Ses ventes n’ont fait pourtant que progresser en 2025, portées par une image de marque forte et une technologie de pointe. Sa santé financière, en revanche, c’est une autre histoire : à plusieurs reprises, l’action de l’entreprise a frôlé le seuil critique, expliquant pourquoi la menace de radiation du NASDAQ planait au-dessus d’elle. Pour une marque qui veut se montrer comme un fleuron de l’électrique premium, une sortie de la cote boursière serait un signal désastreux.

Pourquoi ? Parce que Polestar est engagé dans une course contre la montre extrêmement coûteuse. Développer simultanément quatre à cinq modèles électriques de luxe demande des capitaux pharaoniques que les ventes actuelles ne couvrent pas encore : l’entreprise brûle donc plus de cash qu’elle n’en génère. Une situation qui n’est pas sans nous rappeler les débuts désastreux de Tesla, qui a dû à plusieurs reprises faire l’aumône auprès du Gouvernement américain pour éviter la faillite.

Pour éviter le crash, Geely Sweden Holdings AB a donc dû remettre la main au pot. Mais attention néanmoins, ce prêt de 600 millions de dollars n’est pas un chèque en blanc. L’accord est scindé en deux tranches de 300 millions : si la première est débloquée immédiatement pour assurer les opérations courantes, la seconde moitié reste soumise au feu vert du prêteur. Elle sera donc surveillée de près et devra prouver qu’elle gère ses liquidités avec une discipline de fer pour obtenir le reste de la somme.

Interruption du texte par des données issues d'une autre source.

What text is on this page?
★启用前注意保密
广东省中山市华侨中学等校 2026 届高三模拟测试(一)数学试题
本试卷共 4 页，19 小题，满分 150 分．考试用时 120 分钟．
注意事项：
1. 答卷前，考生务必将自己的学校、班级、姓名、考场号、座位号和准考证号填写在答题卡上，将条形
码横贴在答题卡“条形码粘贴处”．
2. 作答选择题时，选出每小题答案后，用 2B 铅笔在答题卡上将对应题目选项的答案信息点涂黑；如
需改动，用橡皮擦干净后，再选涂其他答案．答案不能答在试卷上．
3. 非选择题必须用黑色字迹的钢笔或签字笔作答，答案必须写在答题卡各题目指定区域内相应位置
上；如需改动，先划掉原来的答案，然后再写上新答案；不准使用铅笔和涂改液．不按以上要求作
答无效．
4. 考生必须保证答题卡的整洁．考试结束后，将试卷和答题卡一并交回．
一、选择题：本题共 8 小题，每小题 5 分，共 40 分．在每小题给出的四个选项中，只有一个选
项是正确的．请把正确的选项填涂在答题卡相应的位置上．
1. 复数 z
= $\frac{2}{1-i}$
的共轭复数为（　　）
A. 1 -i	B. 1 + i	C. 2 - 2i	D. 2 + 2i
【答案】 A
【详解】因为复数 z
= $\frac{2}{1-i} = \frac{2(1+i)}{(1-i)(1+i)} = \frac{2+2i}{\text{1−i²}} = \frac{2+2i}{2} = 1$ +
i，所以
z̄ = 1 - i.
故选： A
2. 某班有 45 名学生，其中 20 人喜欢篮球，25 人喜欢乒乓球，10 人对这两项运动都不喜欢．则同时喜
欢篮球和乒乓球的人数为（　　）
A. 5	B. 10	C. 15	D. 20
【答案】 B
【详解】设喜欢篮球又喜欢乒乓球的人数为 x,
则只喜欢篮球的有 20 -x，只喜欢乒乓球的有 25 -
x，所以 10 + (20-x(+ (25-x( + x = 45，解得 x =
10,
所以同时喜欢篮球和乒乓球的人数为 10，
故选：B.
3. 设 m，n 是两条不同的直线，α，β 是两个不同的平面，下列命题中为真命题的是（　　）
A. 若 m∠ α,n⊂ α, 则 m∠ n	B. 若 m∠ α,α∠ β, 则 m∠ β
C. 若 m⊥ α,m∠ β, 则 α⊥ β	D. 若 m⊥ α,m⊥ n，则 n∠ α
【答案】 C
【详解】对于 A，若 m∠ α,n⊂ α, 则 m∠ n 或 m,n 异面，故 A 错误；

Cette injection de capitaux servira à étendre la runway financière, la fenêtre de tir durant laquelle Polestar doit impérativement devenir rentable avant que le réservoir ne soit à nouveau à sec. Geely a donc placé son petit protégé sous respiration artificielle, le temps que les ventes comblent le déficit. Avec plusieurs modèles déjà prévus jusqu’en 2028, (comme le Polestar 7, un gros SUV de luxe) la marque a les bonnes cartes en main pour réussir. Nous verrons bien si ces 600 millions suffiront à la maintenir à flot dans un marché électrique, devenu en moins de 10 ans une véritable arène de gladiateurs, où les plus fragiles, même les plus talentueux, ne font pas de vieux os.

  • Polestar, sous pression financière, reçoit un prêt de 600 millions de dollars de Geely pour éviter la radiation au NASDAQ.
  • Malgré des ventes en hausse, la marque lutte pour sa rentabilité face à des coûts de développement élevés et une dette croissante.
  • L’accord de financement est conditionnel, nécessitant une gestion stricte des liquidités pour débloquer la seconde tranche.